We must remember that during the last election, Trudeau the Junior claimed the economy was in trouble and we needed stimulus spending to help the economy. I argued at the time that the economy was in fact doing all right, and Mr. Trudeau actually simply had his father’s genetic predisposition to massive government spending. Now the federal government is finally willing to admit the national economy is performing quite well. However, Mr. Morneau seems to be terribly confused about the state of affairs. Mr. Morneau recently stated, “We find ourselves in this positive position because of the economic approach we have taken.” So, apparently we can thank out-of-control spending for the fact the economy is performing well. Thinking that government spending, which is measured in billions, can stimulate the Canadian economy, which is measured in trillions is, as Preston Manning said a long time ago, like thinking you can start a 747 with a flashlight battery.

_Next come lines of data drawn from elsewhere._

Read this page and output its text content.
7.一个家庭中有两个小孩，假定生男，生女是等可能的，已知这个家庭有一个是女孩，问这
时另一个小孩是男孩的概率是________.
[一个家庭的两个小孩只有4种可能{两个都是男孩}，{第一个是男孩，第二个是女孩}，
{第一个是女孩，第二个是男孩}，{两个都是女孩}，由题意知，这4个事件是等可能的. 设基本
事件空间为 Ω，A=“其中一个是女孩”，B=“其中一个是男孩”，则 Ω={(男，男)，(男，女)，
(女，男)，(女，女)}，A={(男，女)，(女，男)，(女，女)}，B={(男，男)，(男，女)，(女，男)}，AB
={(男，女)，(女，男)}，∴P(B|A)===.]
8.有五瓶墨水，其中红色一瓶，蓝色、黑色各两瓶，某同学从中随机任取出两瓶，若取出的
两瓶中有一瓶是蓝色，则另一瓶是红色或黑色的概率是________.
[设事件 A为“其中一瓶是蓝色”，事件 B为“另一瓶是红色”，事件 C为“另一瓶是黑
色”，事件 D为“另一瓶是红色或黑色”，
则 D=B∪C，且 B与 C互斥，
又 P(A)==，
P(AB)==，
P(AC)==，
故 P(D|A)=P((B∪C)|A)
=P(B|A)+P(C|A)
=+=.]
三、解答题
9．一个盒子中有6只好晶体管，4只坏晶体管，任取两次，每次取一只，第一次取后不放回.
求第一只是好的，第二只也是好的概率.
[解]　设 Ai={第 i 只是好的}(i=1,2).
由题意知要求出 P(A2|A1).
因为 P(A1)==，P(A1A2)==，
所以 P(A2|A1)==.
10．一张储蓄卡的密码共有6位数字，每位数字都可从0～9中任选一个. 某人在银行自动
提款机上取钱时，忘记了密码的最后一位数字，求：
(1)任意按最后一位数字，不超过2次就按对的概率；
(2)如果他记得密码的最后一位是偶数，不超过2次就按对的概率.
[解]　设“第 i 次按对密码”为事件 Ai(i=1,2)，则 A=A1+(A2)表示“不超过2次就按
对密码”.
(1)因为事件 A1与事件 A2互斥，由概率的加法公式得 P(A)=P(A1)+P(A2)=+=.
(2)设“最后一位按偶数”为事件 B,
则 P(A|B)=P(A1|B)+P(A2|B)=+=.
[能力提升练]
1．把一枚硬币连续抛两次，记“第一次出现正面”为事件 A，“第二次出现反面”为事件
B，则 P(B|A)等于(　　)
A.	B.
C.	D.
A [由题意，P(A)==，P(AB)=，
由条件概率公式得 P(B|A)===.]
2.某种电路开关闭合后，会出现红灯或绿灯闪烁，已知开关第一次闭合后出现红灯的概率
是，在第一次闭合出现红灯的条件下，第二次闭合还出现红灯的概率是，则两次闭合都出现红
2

Mr. Morneau showed his further confusion by stating, “We are going to continue down that path [deficit spending] and we are going to do it in a fiscally-responsible way.” It is not at all clear to me, or to many other economists, how running a $28.5-billion deficit when the economy is growing is fiscally responsible.

The problem here, that both Mr. Morneau and Mr. Trudeau do not seem to recognize, is that the long run is lurking around the corner. Interest rates are starting to increase, although somewhat slowly in Canada. Eventually, interest rates in Canada will return to more historical levels. With continued deficit spending, and the accompanying increase on federal debt, debt-servicing costs will begin to increase. Eventually, we will not be able to maintain deficit spending while paying the increased debt-servicing costs, and taxes will have to increase, which will have a detrimental effect on economic performance. The result will be an increase in the deficit due to a decrease in tax revenue. The cycle will continue until something drastic is done. This is the long run. Sound familiar? Pierre’s shadow is descending over us one more time.

Frank Atkins is a senior fellow at the Frontier Centre for Public Policy.